Голубоглазого мальчишку Ширли запомнила ещё с концерта в «Цлилей Рина» – это и был её кузен Цви-Хаим Магидович, как Ширли уже знала, один из самых многообещающих солистов студии. С ним-то и начал заниматься Шмулик на флейте и хочет учить игре на шофаре! А второй, как она поняла, Нахуми – о нём Шмулик тоже сегодня упоминал. С семьёй Амихая Блохи почти не общались даже в лучшие времена, поэтому Нахуми, его сестру и брата Ширли почти не помнила. Смутно припоминались поджатые губы матери и её осуждающие (кого?) слова, что дети Арье и Амихая не только двоюродные, но и молочные братья; что это такое, она тогда не понимала.

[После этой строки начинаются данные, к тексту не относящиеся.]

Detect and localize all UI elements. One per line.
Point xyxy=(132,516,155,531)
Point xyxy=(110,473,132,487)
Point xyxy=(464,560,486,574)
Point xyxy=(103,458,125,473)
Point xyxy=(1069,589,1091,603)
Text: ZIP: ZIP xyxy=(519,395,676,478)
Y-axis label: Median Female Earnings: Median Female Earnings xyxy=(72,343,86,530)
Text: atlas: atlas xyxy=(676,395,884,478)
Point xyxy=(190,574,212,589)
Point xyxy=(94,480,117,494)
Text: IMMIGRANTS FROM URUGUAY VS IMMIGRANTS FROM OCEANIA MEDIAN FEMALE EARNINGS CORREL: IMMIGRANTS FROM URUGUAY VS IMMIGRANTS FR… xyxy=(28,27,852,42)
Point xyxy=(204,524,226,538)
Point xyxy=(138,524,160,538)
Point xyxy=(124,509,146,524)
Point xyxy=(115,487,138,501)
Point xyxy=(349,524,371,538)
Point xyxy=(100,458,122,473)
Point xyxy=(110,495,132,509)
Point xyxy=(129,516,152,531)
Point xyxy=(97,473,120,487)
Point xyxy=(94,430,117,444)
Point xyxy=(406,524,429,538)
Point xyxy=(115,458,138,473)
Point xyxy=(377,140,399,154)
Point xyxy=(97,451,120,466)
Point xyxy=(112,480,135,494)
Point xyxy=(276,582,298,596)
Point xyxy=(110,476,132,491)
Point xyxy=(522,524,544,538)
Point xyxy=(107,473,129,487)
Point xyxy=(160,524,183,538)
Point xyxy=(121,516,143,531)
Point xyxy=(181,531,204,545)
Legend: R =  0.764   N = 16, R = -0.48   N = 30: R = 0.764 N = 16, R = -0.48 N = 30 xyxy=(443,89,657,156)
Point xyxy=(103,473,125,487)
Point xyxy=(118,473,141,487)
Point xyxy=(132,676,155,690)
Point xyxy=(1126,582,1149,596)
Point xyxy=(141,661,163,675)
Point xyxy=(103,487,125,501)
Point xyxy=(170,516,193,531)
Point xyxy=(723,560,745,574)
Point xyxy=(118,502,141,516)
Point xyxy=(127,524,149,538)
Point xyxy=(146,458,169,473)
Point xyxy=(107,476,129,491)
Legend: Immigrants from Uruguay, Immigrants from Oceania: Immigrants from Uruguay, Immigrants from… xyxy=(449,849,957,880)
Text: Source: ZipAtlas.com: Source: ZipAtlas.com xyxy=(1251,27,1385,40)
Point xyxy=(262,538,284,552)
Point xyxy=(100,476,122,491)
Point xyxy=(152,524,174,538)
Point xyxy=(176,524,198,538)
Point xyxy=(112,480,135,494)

«О, мы вовремя пришли, Цвика! Смотри – на столе снова гора бабулиных суфганьйот!» – воскликнул обладатель тёмных глаз-угольков. Хана заулыбалась: «Посмотрите, Цвика, Нахуми! К нам такая гостья пришла! Вы помните? Это ваша двоюродная сестра Ширли, дочка Рути!» – «Это той Рути, что в Далете живёт?» – догадался Нахуми, сын Амихая. Слова «в Далете» мальчишка произнёс с нажимом. Эти слова, как и въедливый насмешливый взгляд глаз-угольков, которыми Нахуми её буквально поедал, очень смутили Ширли. Ренана незаметно погладила её по плечу, стараясь подбодрить.
Цвика во все глаза смотрел не на Ширли, а на Ренану. Ширли улыбнулась, вспомнив всё, что она слышала об этом неугомонном шалуне, ещё когда он был крохой с голосом, как колокольчик. Ехидный Нахуми сварливо продолжал: «Они же живут не по-нашему!» – «Нахуми, прекрати! Тётя Рути моя дочка, а Ширли – моя внучка, такая же, как и вы оба! Она хочет учиться в нашей ульпене», – осадила мальчишку бабушка Хана, а дедушка Гедалья добавил: «Ширли решила вернуться к нам той же дорожкой, по которой её мама ушла от нас. Хочу верить – и всех за собой приведёт! Только учись, девочка, как следует! Ренана, ты, внучка рава Давида, не оставишь её? Ей будет очень непросто, потребуется поддержка! Ширли, если ты серьёзно решила вернуться, то и мы поможем. Ты же наша родная кровь! Приходи в любое время! А если сможешь, и братьев приводи!» Ширли опустив голову, пролепетала: «Спасибо, дедушка… Конечно, я буду приходить к вам. А можно с Ренаной?» – «Ну, конечно!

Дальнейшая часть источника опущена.